We will read John 6:35, 41-51 and examine Jesus’ dialogue on bread.
What is Bread
Bread has been a staple, a main food in most societies. It is an everyday part of family meals. Though wheat is the most common bread in many parts of the world, it also comes in many other wonderful varieties. There are acorn, almond, amaranth, bean, barley, buckwheat, cassava, chestnut, chickpea, coconut, corn, emmer, fonio, hemp, kamut, mesquite, millet, oats, pea, potato, rice, rye, sorghum, soy, spelt, tapioca, teff, triticale and quinoa flours for bread. Why did Jesus use such a common daily substance to describe eating himself for eternal life? Could it be that we are to be reminded of Jesus in ordinary everyday events? Did Jesus say this is my body as a mere metaphor or is there a real mysterious presence of his body in the eucharist? One thing's for sure: we need the bread from heaven.
Why Come, Believe
Jesus invites us to come to him and believe in him. What does that mean? English is less precise than Greek so it difficult to translate some things. We do not commonly use phrases like “whoever is coming to me” or “whoever is believing in me” but that would be a more accurate translation. It means a present continuous action, not just a one-time event. That means that we “keep on coming” and “keep on believing” our whole lives long, not just when we were initiated into the Christian community. The promise that we would not hunger or thirst is future and not necessarily immediately fulfilled. Like Elizabethan English dialects, Koiné Greek used double negatives as a strong negation. It literally says they “never not shall hunger” and “never not shall thirst.” This is a strong emphasis of future guarantees.
Why Stop Complaining
They were murmuring, literally speaking in a low voice secretly as people do when they are discontented. Such complaining can easily blow up into an argument among themselves as it does after our current text. This reminds us of their ancestors who complained during the first Passover season and the Exodus. God provided them food in the wilderness too and the people complained about that bread from heaven. God barred the complainers from entry into the Promised Land. Some today will not listen to Jesus’ words and enter the eternal land of promise. What do we believe about Jesus? Was he just a man? Some today do not want to believe that Jesus came from heaven. Jesus was very clear, that the Father sent him (44), that he alone has seen God (46) and he came down from heaven (51).

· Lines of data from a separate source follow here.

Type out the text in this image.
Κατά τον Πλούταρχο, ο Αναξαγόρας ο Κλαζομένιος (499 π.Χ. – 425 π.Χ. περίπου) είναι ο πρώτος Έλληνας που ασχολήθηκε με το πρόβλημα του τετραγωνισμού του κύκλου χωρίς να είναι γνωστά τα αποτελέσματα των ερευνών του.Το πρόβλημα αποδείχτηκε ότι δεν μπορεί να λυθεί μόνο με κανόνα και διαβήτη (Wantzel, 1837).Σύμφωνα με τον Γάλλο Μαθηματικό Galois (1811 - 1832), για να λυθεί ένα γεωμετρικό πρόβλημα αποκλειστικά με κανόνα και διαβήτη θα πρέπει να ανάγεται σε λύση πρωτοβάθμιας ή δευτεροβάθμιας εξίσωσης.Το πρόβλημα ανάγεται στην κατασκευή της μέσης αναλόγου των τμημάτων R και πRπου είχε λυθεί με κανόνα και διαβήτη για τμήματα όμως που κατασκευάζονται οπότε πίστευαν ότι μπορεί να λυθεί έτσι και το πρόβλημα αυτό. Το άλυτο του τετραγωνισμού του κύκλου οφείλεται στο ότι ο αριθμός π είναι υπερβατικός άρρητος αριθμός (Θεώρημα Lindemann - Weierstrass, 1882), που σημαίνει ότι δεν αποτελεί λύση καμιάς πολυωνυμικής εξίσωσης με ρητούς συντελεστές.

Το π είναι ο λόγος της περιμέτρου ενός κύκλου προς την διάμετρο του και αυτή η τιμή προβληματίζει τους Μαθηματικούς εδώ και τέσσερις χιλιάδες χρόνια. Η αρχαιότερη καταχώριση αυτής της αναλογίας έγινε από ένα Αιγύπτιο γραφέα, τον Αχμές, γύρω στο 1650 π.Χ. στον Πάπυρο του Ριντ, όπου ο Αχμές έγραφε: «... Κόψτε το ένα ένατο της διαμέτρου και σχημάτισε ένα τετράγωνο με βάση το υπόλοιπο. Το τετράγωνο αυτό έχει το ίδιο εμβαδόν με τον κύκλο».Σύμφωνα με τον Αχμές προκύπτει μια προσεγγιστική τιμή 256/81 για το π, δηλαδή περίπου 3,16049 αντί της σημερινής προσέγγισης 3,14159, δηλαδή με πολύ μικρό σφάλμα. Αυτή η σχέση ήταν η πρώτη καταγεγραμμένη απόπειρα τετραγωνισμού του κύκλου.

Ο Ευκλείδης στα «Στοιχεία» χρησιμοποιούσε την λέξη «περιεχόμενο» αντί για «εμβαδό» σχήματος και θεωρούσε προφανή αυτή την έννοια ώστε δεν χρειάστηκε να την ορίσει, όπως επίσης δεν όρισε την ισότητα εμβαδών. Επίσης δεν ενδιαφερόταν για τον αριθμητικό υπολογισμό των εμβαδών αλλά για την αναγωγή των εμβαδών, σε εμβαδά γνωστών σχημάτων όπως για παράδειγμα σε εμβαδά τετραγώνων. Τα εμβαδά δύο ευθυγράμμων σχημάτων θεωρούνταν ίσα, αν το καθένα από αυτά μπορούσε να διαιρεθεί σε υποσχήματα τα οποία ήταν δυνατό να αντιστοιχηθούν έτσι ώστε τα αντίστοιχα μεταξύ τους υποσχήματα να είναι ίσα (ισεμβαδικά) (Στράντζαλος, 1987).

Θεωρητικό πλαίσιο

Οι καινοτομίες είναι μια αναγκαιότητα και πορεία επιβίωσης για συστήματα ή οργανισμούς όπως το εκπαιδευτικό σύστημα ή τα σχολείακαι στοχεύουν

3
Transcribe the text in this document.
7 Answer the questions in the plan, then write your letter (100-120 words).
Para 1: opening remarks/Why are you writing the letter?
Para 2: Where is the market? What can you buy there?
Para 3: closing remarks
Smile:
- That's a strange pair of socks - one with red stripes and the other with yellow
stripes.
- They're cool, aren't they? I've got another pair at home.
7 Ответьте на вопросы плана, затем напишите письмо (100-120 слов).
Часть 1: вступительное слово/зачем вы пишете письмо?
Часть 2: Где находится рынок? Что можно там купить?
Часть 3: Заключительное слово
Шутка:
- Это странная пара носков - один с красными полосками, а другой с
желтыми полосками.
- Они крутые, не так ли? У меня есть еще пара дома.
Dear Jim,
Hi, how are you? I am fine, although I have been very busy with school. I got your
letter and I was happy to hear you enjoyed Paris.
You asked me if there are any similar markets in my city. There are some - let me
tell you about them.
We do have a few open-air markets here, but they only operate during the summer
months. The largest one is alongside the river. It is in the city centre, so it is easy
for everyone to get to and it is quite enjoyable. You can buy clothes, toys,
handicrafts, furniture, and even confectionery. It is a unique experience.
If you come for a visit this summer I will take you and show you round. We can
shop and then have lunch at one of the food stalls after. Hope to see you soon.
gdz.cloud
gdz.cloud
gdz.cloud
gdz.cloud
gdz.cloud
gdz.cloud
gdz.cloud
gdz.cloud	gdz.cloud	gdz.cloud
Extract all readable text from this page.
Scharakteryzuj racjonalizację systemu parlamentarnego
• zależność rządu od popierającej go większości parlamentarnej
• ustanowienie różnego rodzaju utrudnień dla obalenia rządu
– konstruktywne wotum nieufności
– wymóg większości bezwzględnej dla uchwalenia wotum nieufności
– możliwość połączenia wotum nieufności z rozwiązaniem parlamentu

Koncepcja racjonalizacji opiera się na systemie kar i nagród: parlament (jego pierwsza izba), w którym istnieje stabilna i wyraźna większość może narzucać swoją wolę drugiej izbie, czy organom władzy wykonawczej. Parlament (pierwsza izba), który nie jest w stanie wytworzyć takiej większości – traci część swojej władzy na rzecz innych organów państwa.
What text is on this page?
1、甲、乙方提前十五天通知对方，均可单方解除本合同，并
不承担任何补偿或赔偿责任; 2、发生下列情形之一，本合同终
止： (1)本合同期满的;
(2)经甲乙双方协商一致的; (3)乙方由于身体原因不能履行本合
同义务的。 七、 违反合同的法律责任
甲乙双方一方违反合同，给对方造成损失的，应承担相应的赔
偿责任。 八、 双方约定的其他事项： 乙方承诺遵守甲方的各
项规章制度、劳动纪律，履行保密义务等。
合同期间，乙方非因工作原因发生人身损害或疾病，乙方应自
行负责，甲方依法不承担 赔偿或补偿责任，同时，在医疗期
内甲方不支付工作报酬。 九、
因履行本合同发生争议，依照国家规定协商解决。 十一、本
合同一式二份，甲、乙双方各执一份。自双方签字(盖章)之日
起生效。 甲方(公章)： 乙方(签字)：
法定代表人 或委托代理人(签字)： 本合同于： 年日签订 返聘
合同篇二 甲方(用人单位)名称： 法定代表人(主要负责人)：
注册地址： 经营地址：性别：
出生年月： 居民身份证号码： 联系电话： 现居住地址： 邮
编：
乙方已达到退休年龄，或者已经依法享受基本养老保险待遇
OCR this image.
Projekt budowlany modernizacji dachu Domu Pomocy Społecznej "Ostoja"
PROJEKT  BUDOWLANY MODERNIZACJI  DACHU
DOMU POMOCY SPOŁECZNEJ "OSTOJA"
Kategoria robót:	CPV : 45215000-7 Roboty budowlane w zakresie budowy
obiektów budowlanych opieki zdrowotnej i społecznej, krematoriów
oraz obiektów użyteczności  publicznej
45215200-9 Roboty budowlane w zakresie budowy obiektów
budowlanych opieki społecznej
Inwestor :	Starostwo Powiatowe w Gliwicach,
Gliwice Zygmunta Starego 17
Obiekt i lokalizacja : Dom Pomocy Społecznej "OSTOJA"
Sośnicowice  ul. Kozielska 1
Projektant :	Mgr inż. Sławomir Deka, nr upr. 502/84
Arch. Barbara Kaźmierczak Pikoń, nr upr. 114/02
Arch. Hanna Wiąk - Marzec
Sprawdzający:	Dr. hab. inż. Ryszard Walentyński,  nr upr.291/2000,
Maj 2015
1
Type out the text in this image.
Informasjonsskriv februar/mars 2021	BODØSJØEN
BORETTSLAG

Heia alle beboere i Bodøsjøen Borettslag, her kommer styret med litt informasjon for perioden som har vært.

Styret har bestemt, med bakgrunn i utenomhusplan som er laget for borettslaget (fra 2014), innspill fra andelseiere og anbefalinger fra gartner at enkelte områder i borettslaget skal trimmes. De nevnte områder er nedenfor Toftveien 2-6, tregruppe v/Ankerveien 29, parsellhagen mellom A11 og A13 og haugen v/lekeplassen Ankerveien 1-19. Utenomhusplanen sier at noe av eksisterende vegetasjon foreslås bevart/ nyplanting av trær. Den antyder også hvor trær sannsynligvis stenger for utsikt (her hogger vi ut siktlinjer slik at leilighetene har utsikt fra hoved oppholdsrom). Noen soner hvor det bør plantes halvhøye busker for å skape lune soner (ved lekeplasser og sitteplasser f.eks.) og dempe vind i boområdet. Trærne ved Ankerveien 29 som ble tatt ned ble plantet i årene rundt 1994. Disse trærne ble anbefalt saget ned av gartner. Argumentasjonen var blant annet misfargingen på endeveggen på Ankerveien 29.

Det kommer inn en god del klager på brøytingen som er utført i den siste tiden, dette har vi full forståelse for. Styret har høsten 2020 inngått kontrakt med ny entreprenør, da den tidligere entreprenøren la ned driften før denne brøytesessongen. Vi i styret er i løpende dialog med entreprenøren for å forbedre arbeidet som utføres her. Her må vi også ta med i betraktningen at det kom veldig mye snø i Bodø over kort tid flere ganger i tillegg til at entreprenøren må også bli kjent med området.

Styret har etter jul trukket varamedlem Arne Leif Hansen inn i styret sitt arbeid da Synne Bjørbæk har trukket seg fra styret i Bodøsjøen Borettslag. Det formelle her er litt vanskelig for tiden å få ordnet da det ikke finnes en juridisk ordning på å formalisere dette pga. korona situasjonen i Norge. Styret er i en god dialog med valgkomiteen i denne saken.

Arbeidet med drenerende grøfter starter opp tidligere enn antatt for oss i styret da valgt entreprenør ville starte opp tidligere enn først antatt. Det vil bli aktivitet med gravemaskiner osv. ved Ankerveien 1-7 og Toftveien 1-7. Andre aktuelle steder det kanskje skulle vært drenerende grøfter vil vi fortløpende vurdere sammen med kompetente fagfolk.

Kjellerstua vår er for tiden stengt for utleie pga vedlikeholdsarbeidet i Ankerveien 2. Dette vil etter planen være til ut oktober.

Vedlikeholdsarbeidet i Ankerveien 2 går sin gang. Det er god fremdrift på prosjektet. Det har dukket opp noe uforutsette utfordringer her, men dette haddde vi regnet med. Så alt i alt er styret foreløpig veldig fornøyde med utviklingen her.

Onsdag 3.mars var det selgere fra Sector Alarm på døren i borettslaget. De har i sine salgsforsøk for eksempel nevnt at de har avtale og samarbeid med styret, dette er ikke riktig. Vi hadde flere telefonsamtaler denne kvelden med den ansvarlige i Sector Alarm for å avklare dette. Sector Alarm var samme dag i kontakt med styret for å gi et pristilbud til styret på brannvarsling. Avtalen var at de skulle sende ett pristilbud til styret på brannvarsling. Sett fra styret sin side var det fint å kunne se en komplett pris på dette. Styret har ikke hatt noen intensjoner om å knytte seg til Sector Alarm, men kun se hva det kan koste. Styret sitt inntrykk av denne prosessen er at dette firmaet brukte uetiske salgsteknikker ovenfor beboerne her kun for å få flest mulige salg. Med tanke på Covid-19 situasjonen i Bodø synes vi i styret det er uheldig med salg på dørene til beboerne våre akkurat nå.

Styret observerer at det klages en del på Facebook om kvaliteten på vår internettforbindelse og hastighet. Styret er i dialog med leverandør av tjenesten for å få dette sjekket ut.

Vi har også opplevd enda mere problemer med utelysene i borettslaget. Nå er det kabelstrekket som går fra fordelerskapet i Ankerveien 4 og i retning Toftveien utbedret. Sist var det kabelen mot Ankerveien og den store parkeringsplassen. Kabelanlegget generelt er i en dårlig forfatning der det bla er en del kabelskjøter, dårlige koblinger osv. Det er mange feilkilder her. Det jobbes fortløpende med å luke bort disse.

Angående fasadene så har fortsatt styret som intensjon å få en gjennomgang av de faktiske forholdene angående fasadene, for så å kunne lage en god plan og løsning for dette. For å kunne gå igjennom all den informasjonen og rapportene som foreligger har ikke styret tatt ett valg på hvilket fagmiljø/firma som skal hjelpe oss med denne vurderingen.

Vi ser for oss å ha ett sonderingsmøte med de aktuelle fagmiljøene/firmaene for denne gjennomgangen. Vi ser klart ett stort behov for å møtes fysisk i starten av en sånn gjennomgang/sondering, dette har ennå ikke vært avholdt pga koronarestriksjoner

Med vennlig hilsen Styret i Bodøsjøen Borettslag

How are We Drawn to Jesus by the Father
What does Jesus’ statement that no one can come to him unless the Father draws them mean? Jesus will draw everyone (John 12:32) to himself like fish caught in a net (John 21:6, 11). It is not an act of free will. The fish do nothing. We are incapable of coming to Jesus on our own. How does God net us? We are drawn miraculously by the Father’s teaching (45), using our minds. Why do some believe in Jesus and faithfully attend church and others not? Rather than ask such questions should we recognize that it is a miracle that some do believe and are faithful? Why are you a Christian? Do we recognize the miracle? Do we recognize God as having drawn us to Jesus? God has the wheel and the roadmap. Let’s sit back and relax.